According to one story, Prince Edward, Duke of Kent and Strathearn replaced Ince's worn-out nag with a fine new horse "more in keeping with your worth and your duties." However, the next time the Duke saw Ince, the latter was still riding his old horse. The Duke asked why, to which Ince replied that he was unable to manage such a spirited animal and asked if he could give the horse back. "No, no, overseer," the Duke is said to have replied; "if you can't ride him easily, put him into your pocket!" Ince grasped the Duke's meaning and sold the horse for a tidy sum of doubloons.

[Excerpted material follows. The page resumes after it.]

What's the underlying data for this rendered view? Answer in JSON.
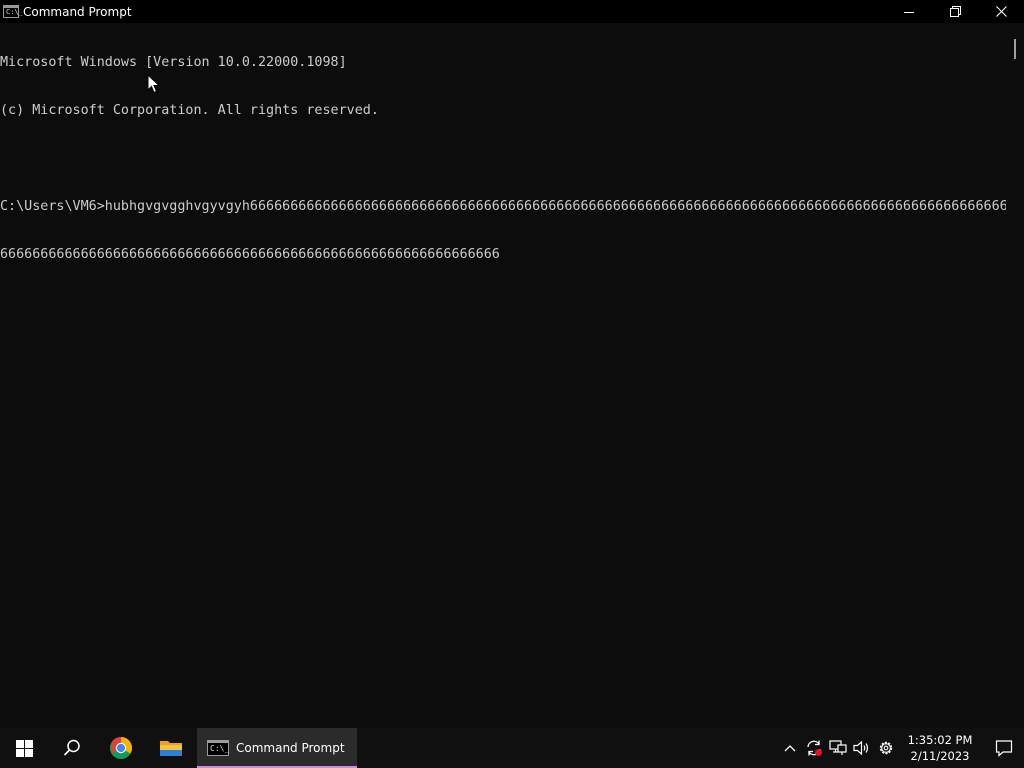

Ince was married, though it is not known when or how many times. His wife's name is recorded variously as Jane in a baptismal record of August 1788, Joanna in another record of October 1792 and Fanny in his will of 8 August 1807, suggesting that he may have married at least twice. He may well have married before he came to Gibraltar, but this is unclear as the territory's marriage records do not start until 1771. The baptism of a son, Joseph Ince, is recorded on 5 February 1771 though no mother's name is given. Mrs Ince and a child are recorded as having left Gibraltar for England on 2 January 1782 aboard the Mercury, a transport ship. Another son, Robert, was baptised in Gibraltar in August 1788 and a second son, Henry, in October 1792. There were clearly other children whose births are not recorded; Thomas Ince, who worked as a clerk in the garrison's Commissariat, had three children baptised between 1795 and 1803 but died with his wife Eliza in the yellow fever epidemic of 1804. His eldest daughter Augusta married another lieutenant in the garrison. In his will, Ince lists his surviving children as Joseph, William Boyd, Robert, Harriet, Henry and George.

Ince returned to England in 1804 and died on 9 October 1808 in Gittisham, Devon. His gravestone, which was later renovated by the Institution of Royal Engineers, bears the inscription:

In Memory of Lieu^{t} HENRY INCE, late of the Royal Garrison Batt^{n}, Gibraltar, the works of which Fortress bear lasting testimony to his skill industry and zeal. After serving his Majesty 49 Years he retired full of honor to this place and closing in piety, the remains of a useful life, died 9 October 1808, Aged 72. His principal service was in the Soldier Artificer Company, the first unit of the Corps of Royal Engineers.